Dans le numéro 2 de la revue La Moitié du Fourbi, je me suis
intéressée à un beau roman d’Aharon Appelfeld, Le garçon qui voulait dormir, texte qui interroge le rapport à la
langue maternelle, qui est aussi celle des oppresseurs sanguinaires, et qui
doit s’effacer dans la construction d’une identité nouvelle, en une amnésie
subie puis acceptée malgré le déchirement profond qu’elle provoque.
Voici d’abord un paragraphe de l’article
écrit pour l’occasion, puis un chapitre de l’œuvre d’Appelfeld.
De la Bucovine à l’horreur
organisée
Il est des terres magiques dans lesquelles
les mots se font chair, onguent, blessure, seules bouée de sauvetage ou au
contraire plombs qui entraîneraient irrémédiablement vers le fond. Le nom de Czernowicz,
autre fois Cernăuţi, aujourd’hui Чернівці (Tchernivtsi), résonne comme
celui d’une cité peuplée de fantômes mais abandonnée par une multitude d’esprits.
Rose Ausländer, Paul Celan, Aharon Appelfeld y sont nés : autant de voix
singulières surgies d’un même espace, ayant essaimé dans l’Europe entière,
ayant abandonné, transformé, préservé leur langue originelle, celle-là même qu’avaient
torturée les bourreaux. Tous ou presque ont connu cette déflagration. Une
victime peut-elle continuer à parler la langue de son tortionnaire ? Ce
langage natif conserve-t-il ses vertus protectrices, rassurantes, apaisantes ?

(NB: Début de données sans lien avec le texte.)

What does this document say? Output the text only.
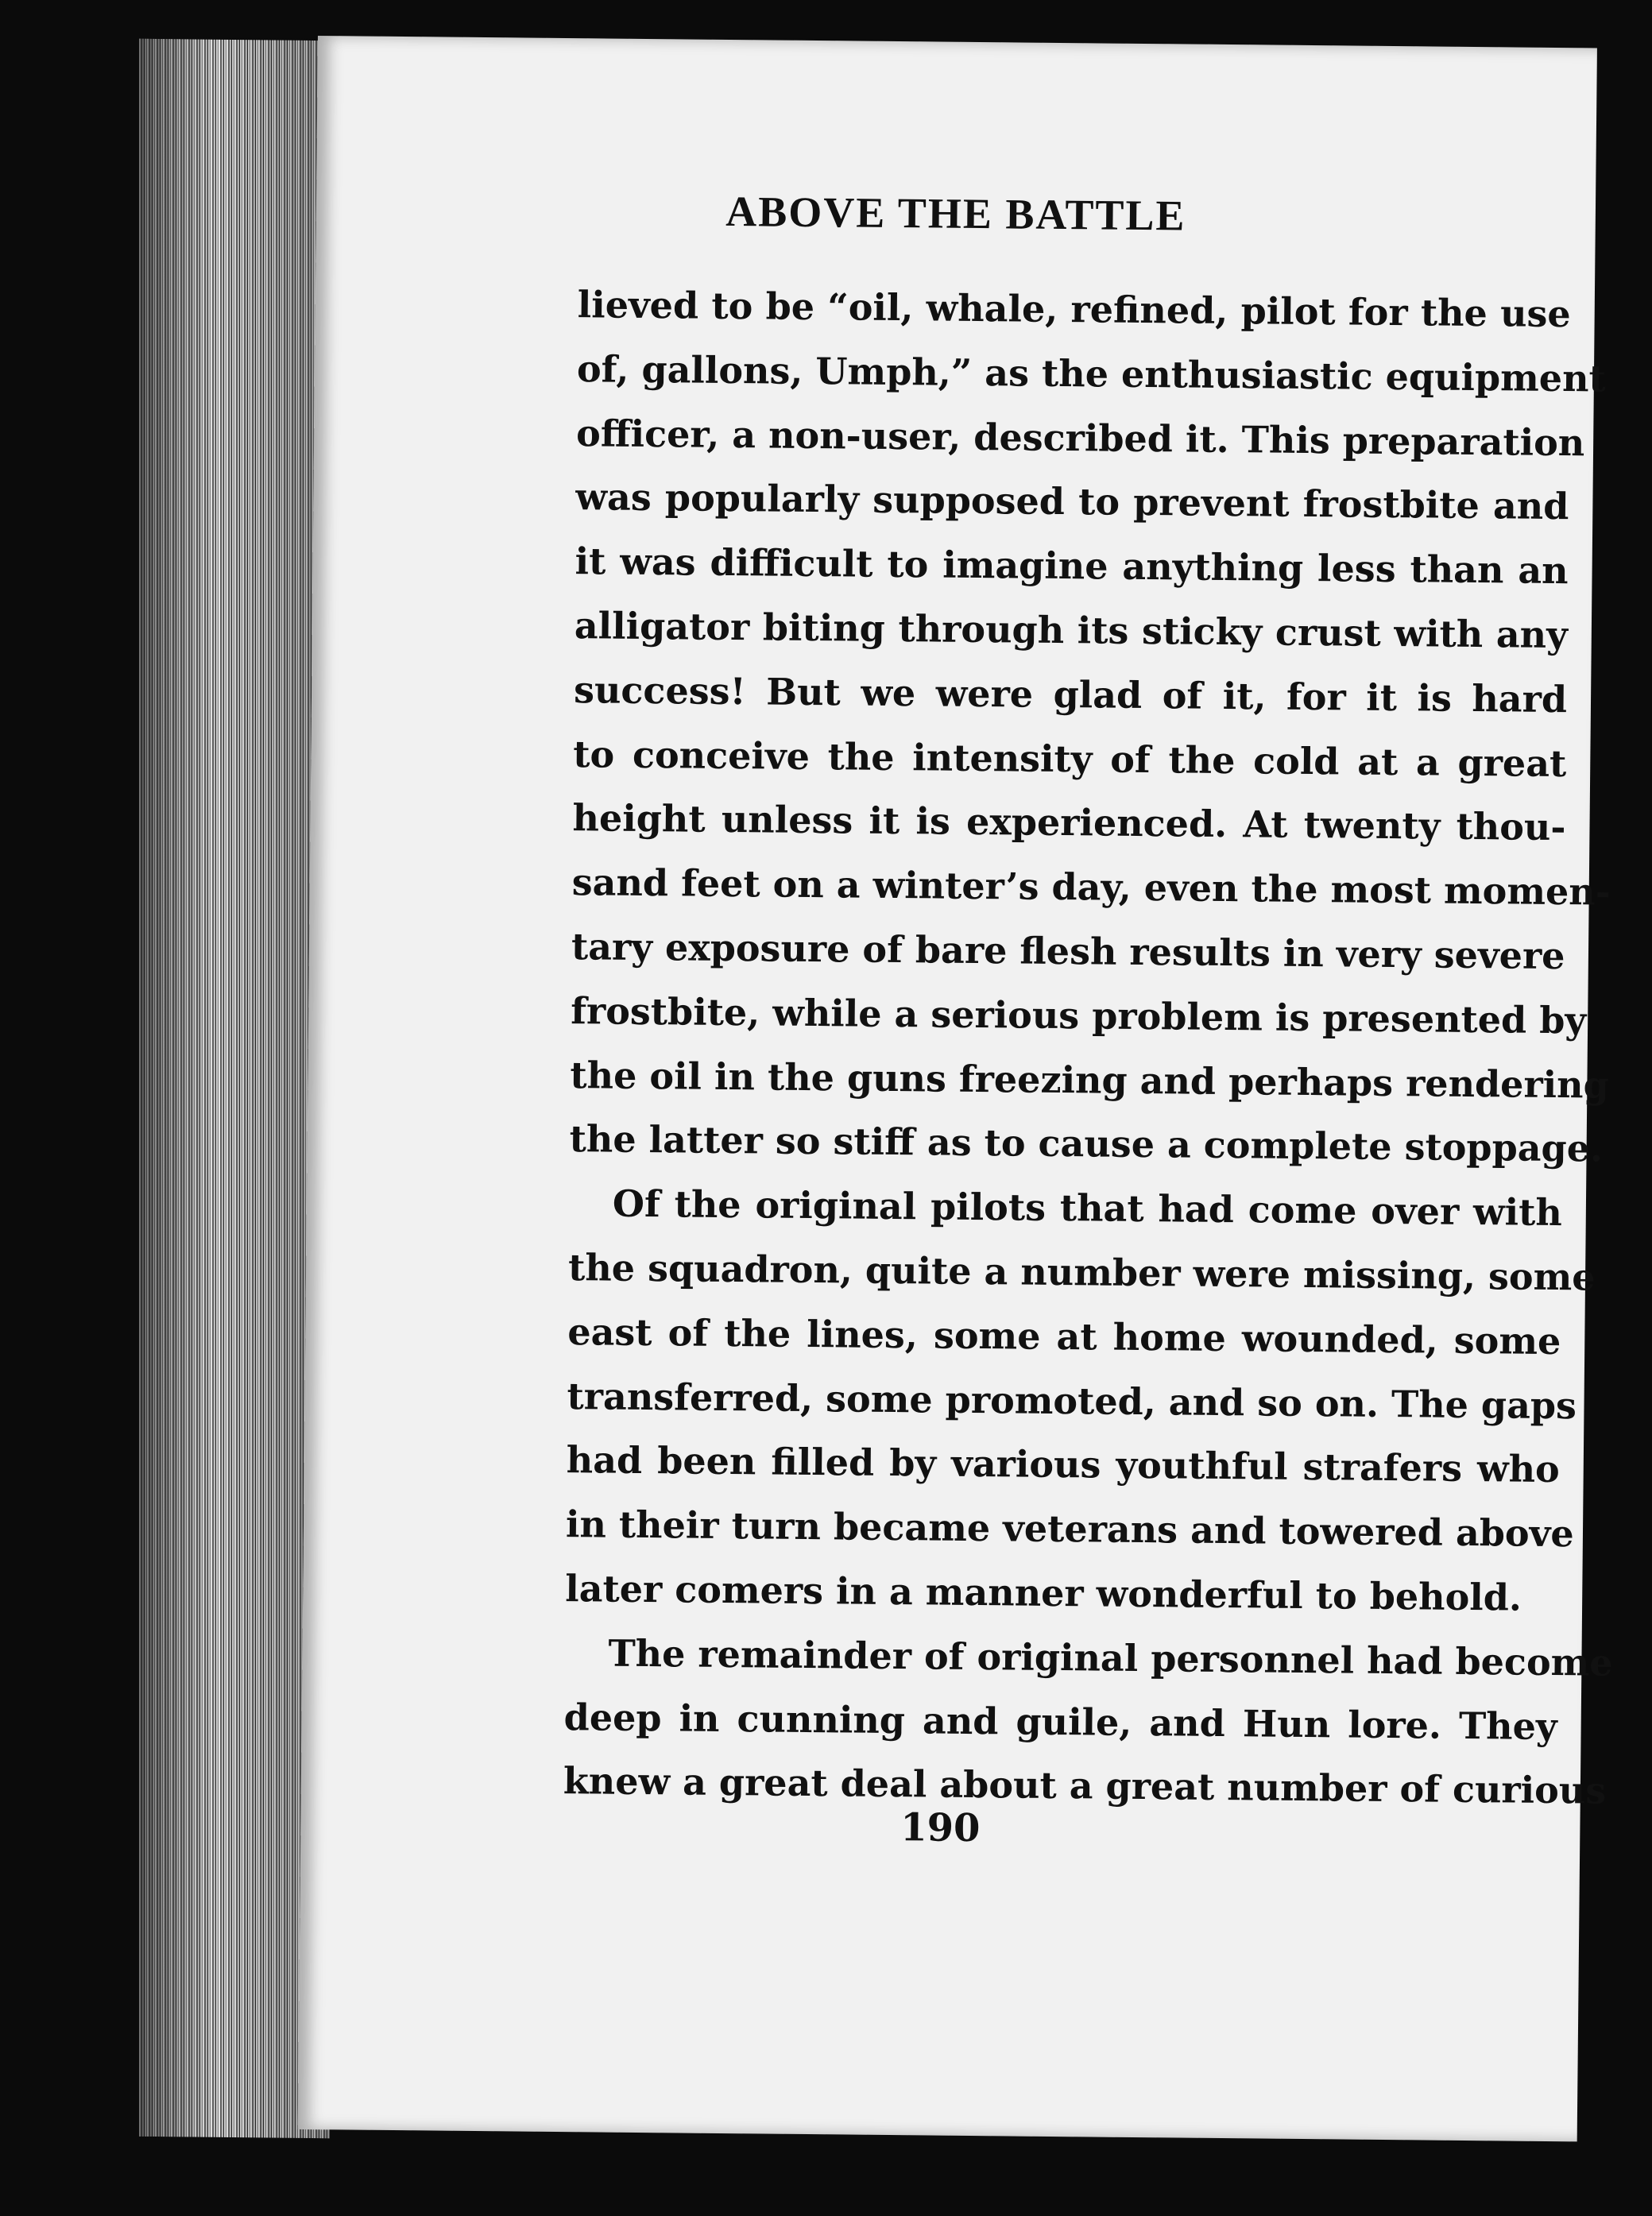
ABOVE THE BATTLE
lieved to be “oil, whale, refined, pilot for the use
of, gallons, Umph,” as the enthusiastic equipment
officer, a non-user, described it. This preparation
was popularly supposed to prevent frostbite and
it was difficult to imagine anything less than an
alligator biting through its sticky crust with any
success! But we were glad of it, for it is hard
to conceive the intensity of the cold at a great
height unless it is experienced. At twenty thou-
sand feet on a winter’s day, even the most momen-
tary exposure of bare flesh results in very severe
frostbite, while a serious problem is presented by
the oil in the guns freezing and perhaps rendering
the latter so stiff as to cause a complete stoppage.
Of the original pilots that had come over with
the squadron, quite a number were missing, some
east of the lines, some at home wounded, some
transferred, some promoted, and so on. The gaps
had been filled by various youthful strafers who
in their turn became veterans and towered above
later comers in a manner wonderful to behold.
The remainder of original personnel had become
deep in cunning and guile, and Hun lore. They
knew a great deal about a great number of curious
190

Les berceuses d’une maman peuvent-elles faire usage des mêmes mots que les
ordres hurlés par les kapos ? La territorialisation de l’horreur incite
certains à se demander si la littérature, quintessence du langage, a encore sa
place ; cette interrogation cruciale s’expose avec acuité dans ces mots
célèbres de Theodor Adorno (qui a pourtant décidé de revenir en Allemagne après
la guerre) : « La critique de la culture se voit confrontée au
dernier degré de la dialectique entre culture et barbarie : écrire un poème
après Auschwitz est barbare, et ce fait affecte même la connaissance qui
explique pourquoi il est devenu impossible d’écrire aujourd’hui des poèmes. »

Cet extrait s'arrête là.